Он не ответил, погружённый в мысли о предстоящем наслаждении, одержимый желанием вновь овладеть ею. Она покорилась и отдалась своему молодому любовнику со знанием дела, внимательно и серьёзно. Тем временем она увидела чуть ли не с ужасом, что и сама близка к экстазу, она терпела Ангела, как пытку, отталкивала его своими обессилевшими руками, в то же время удерживая своими сильными коленями. Наконец она схватила его за плечо, тихонько вскрикнула и погрузилась в ту самую пропасть, откуда любовь возвращается бледной, молчаливой и полной сожаления о смерти.

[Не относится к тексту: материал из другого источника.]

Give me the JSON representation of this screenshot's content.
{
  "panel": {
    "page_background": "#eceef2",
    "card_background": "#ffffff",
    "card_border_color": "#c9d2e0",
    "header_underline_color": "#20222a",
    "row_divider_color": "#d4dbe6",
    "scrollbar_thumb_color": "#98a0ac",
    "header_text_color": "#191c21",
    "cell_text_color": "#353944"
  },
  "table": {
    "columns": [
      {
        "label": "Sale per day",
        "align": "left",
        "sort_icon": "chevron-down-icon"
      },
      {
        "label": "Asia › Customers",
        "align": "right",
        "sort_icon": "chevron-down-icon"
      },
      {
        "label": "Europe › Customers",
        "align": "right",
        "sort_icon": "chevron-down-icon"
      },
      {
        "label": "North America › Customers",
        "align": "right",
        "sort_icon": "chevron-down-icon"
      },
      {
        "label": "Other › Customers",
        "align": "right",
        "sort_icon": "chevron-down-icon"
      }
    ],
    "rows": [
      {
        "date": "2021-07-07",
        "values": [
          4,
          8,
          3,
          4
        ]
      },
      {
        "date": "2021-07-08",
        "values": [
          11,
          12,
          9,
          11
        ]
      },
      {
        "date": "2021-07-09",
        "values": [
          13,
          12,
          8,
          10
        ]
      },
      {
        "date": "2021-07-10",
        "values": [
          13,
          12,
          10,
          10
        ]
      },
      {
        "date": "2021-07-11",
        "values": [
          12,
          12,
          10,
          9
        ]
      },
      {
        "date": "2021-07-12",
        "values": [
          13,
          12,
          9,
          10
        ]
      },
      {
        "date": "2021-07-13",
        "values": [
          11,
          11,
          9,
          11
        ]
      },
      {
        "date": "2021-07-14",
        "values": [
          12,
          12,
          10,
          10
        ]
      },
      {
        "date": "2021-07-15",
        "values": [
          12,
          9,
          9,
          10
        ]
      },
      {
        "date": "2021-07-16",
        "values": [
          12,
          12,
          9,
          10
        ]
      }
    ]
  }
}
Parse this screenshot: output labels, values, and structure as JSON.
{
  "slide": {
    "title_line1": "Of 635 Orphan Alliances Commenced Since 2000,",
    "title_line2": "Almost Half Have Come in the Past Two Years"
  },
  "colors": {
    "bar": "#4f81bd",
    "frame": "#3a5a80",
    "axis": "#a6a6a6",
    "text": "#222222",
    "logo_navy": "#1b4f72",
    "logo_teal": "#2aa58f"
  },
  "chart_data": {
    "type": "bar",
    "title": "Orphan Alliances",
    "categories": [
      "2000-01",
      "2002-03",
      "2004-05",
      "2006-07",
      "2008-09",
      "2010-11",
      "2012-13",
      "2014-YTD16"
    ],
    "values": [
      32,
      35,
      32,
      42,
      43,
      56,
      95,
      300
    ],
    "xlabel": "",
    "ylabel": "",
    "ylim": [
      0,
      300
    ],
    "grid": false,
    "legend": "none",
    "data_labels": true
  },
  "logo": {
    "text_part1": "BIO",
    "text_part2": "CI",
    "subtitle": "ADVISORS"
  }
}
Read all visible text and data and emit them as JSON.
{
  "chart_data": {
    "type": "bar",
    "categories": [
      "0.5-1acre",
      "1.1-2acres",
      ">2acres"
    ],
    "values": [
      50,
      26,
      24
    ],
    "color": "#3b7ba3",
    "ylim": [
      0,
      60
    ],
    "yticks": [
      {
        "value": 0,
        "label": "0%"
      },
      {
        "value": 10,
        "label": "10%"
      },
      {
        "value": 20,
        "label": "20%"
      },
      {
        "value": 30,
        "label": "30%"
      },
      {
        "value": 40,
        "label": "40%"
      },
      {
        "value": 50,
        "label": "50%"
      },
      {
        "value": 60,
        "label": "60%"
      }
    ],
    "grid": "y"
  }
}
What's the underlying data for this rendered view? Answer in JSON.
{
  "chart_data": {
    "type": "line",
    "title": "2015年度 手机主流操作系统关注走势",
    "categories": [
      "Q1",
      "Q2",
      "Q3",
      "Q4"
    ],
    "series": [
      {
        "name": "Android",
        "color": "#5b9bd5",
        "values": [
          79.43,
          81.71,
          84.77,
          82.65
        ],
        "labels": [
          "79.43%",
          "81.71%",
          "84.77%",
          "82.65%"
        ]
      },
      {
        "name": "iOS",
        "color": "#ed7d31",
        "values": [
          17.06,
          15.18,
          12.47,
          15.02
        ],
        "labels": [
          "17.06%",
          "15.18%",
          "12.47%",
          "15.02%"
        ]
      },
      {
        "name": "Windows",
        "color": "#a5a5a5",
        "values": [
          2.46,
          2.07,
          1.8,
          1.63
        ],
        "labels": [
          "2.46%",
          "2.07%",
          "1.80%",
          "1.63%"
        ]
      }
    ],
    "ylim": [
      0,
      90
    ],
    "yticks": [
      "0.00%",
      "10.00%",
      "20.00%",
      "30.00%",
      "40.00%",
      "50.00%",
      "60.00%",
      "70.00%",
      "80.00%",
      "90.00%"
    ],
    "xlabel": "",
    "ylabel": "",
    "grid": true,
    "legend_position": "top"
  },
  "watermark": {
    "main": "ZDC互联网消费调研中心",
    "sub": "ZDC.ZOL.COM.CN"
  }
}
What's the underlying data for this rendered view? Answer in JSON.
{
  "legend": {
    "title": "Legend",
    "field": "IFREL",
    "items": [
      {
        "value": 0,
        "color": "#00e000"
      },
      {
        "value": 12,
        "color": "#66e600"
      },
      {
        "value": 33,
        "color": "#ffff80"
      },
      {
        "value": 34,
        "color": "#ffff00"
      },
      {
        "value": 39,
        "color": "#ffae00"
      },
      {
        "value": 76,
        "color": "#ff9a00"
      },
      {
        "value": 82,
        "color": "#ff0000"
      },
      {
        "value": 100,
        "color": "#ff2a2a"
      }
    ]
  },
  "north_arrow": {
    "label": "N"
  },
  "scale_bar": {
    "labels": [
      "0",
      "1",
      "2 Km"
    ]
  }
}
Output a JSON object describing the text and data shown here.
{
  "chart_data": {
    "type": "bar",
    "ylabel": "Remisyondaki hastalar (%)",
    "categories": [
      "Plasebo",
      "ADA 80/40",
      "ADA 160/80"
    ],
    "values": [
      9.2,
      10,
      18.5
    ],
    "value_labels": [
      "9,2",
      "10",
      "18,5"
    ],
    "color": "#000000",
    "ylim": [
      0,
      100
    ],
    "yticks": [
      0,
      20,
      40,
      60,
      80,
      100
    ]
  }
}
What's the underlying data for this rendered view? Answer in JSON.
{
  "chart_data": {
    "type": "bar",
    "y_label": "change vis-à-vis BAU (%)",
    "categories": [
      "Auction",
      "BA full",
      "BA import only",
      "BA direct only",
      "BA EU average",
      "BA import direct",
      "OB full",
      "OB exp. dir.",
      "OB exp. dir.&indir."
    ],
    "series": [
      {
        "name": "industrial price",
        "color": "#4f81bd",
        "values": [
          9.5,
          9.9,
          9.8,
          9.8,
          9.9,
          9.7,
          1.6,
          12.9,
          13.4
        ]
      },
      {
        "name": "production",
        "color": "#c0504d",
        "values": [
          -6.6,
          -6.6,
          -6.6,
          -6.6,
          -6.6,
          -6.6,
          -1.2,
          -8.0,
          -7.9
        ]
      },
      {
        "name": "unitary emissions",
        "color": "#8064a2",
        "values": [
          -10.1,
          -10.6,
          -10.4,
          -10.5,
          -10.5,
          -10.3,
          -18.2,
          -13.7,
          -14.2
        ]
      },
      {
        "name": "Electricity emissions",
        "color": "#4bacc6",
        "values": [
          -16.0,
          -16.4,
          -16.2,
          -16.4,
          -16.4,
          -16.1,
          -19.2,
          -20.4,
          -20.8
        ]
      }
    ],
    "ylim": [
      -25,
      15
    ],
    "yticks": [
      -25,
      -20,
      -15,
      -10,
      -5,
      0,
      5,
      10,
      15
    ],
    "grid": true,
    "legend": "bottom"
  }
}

Они не разомкнули объятий и ни одним словом не нарушили долгого молчания, во время которого оба возвращались к жизни. Ангел грудью прижался к боку Леа, откинув в сторону голову с закрытыми глазами, точно его кинжалом пригвоздили к телу возлюбленной. Она, откинув голову в сторону, терпела всю тяжесть этого тела, которое не щадило её. Она с трудом переводила дыхание, придавленная рука болела, Ангел чувствовал, как его затылок наливается тяжестью, но оба они не шевелились, ожидая, пока угасающая молния наслаждения совсем отдалится от них.